In the absence of effective global governing institutions, we look to nations such as the federal United States, China and European Union to take a global perspective in their decision making. Of the three, China has probably taken on this role more clearly than the others, since 2008. Indeed it was Chinese leadership that saved the world capitalist system from the financial blight of 2008 (the Global Financial Crisis). (While many have reservations about China’s domestic strictures, and indeed some of its global motives, nevertheless it did act to revive the global economy and sought to invest its surpluses in capital-poor regions such as Africa.) The United States has conspicuously absented itself from any obligation to act in a globally supportive manner, since 2017. And the European Union has, since 2008, waged its own North-South economic civil war. It now acts principally to maximise its annual trade surpluses with the rest of the world. The European Union and the United States, at present are mercantilist organisations, looking to their perceived competitive advantages within the world rather than to the wellbeing of the world as a whole.
The good news is that some smaller nations have assumed leadership roles beyond what would normally be expected of them. I count New Zealand among these.
In Summary
The human world of 2019 faced huge systemic challenges; challenges that could be understood by observing which behaviours were supportive of the whole, and which behaviours diminished the whole.

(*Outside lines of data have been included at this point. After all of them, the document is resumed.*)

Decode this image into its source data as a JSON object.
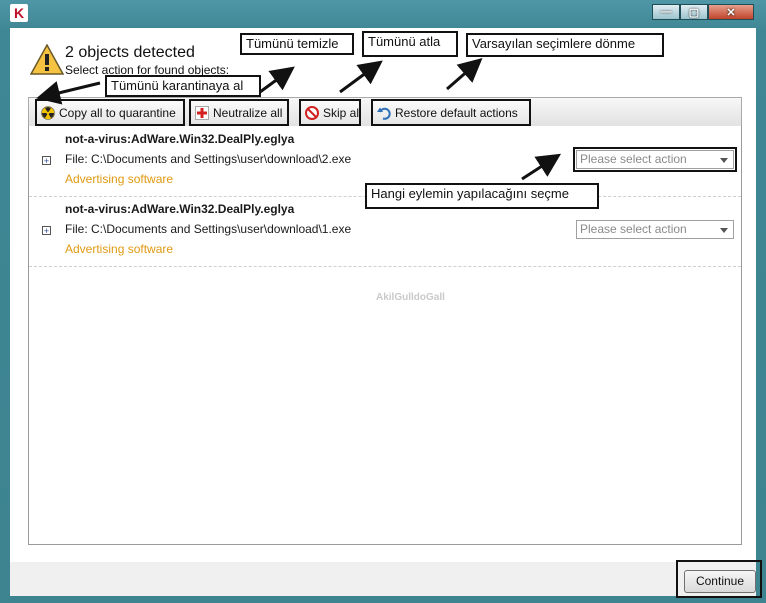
{
  "window": {
    "logo_letter": "K",
    "controls": {
      "minimize": "—",
      "maximize": "▢",
      "close": "✕"
    }
  },
  "header": {
    "title": "2 objects detected",
    "subtitle": "Select action for found objects:"
  },
  "toolbar": {
    "buttons": [
      {
        "label": "Copy all to quarantine",
        "icon": "radiation-icon"
      },
      {
        "label": "Neutralize all",
        "icon": "red-cross-icon"
      },
      {
        "label": "Skip all",
        "icon": "no-entry-icon"
      },
      {
        "label": "Restore default actions",
        "icon": "undo-arrow-icon"
      }
    ]
  },
  "items": [
    {
      "threat": "not-a-virus:AdWare.Win32.DealPly.eglya",
      "file": "File: C:\\Documents and Settings\\user\\download\\2.exe",
      "category": "Advertising software",
      "action_placeholder": "Please select action"
    },
    {
      "threat": "not-a-virus:AdWare.Win32.DealPly.eglya",
      "file": "File: C:\\Documents and Settings\\user\\download\\1.exe",
      "category": "Advertising software",
      "action_placeholder": "Please select action"
    }
  ],
  "watermark": "AkilGulldoGall",
  "footer": {
    "continue_label": "Continue"
  },
  "annotations": {
    "quarantine": "Tümünü karantinaya al",
    "neutralize": "Tümünü temizle",
    "skip": "Tümünü atla",
    "restore": "Varsayılan seçimlere dönme",
    "select_action": "Hangi eylemin yapılacağını seçme"
  },
  "colors": {
    "frame": "#3f8794",
    "category_text": "#e09a12",
    "logo_red": "#c0102a"
  }
}
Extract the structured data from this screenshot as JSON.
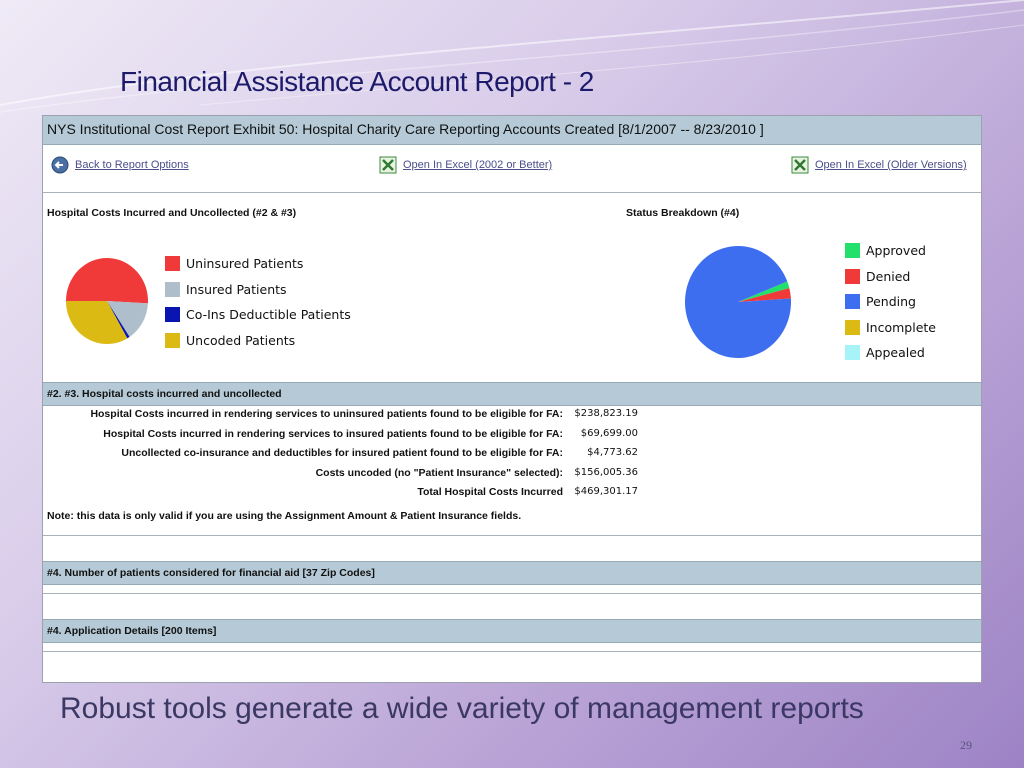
{
  "slide": {
    "title": "Financial Assistance Account Report - 2",
    "caption": "Robust tools generate a wide variety of management reports",
    "page_number": "29"
  },
  "report": {
    "header": "NYS Institutional Cost Report Exhibit 50: Hospital Charity Care Reporting Accounts Created [8/1/2007 -- 8/23/2010 ]",
    "links": {
      "back": "Back to Report Options",
      "excel_new": "Open In Excel (2002 or Better)",
      "excel_old": "Open In Excel (Older Versions)"
    },
    "costs_chart_label": "Hospital Costs Incurred and Uncollected (#2 & #3)",
    "status_chart_label": "Status Breakdown (#4)",
    "section_costs": "#2. #3. Hospital costs incurred and uncollected",
    "cost_rows": [
      {
        "label": "Hospital Costs incurred in rendering services to uninsured patients found to be eligible for FA:",
        "value": "$238,823.19"
      },
      {
        "label": "Hospital Costs incurred in rendering services to insured patients found to be eligible for FA:",
        "value": "$69,699.00"
      },
      {
        "label": "Uncollected co-insurance and deductibles for insured patient found to be eligible for FA:",
        "value": "$4,773.62"
      },
      {
        "label": "Costs uncoded (no \"Patient Insurance\" selected):",
        "value": "$156,005.36"
      },
      {
        "label": "Total Hospital Costs Incurred",
        "value": "$469,301.17"
      }
    ],
    "note": "Note: this data is only valid if you are using the Assignment Amount & Patient Insurance fields.",
    "section_patients": "#4. Number of patients considered for financial aid [37 Zip Codes]",
    "section_applications": "#4. Application Details [200 Items]"
  },
  "chart_data": [
    {
      "type": "pie",
      "title": "Hospital Costs Incurred and Uncollected (#2 & #3)",
      "labels": [
        "Uninsured Patients",
        "Insured Patients",
        "Co-Ins Deductible Patients",
        "Uncoded Patients"
      ],
      "values": [
        238823.19,
        69699.0,
        4773.62,
        156005.36
      ],
      "colors": [
        "#f03a3a",
        "#aebfcb",
        "#0a14b0",
        "#dcba14"
      ],
      "legend": "right"
    },
    {
      "type": "pie",
      "title": "Status Breakdown (#4)",
      "labels": [
        "Approved",
        "Denied",
        "Pending",
        "Incomplete",
        "Appealed"
      ],
      "values": [
        2,
        3,
        95,
        0,
        0
      ],
      "colors": [
        "#22e06a",
        "#f03a3a",
        "#3e6ef0",
        "#dcba14",
        "#a6f3f8"
      ],
      "legend": "right"
    }
  ]
}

In 2020 we have the more immediate global challenges posed by the Covid19 emergency. The necessary immediate responses relate to the need for our governmental organisations to ensure the required monetary support; support to ensure that our scaled back economies operate productively, efficiently, and justly. The correct political responses to the Covid19 emergency will also be the responses that help us to address the pre-Covid19 challenges.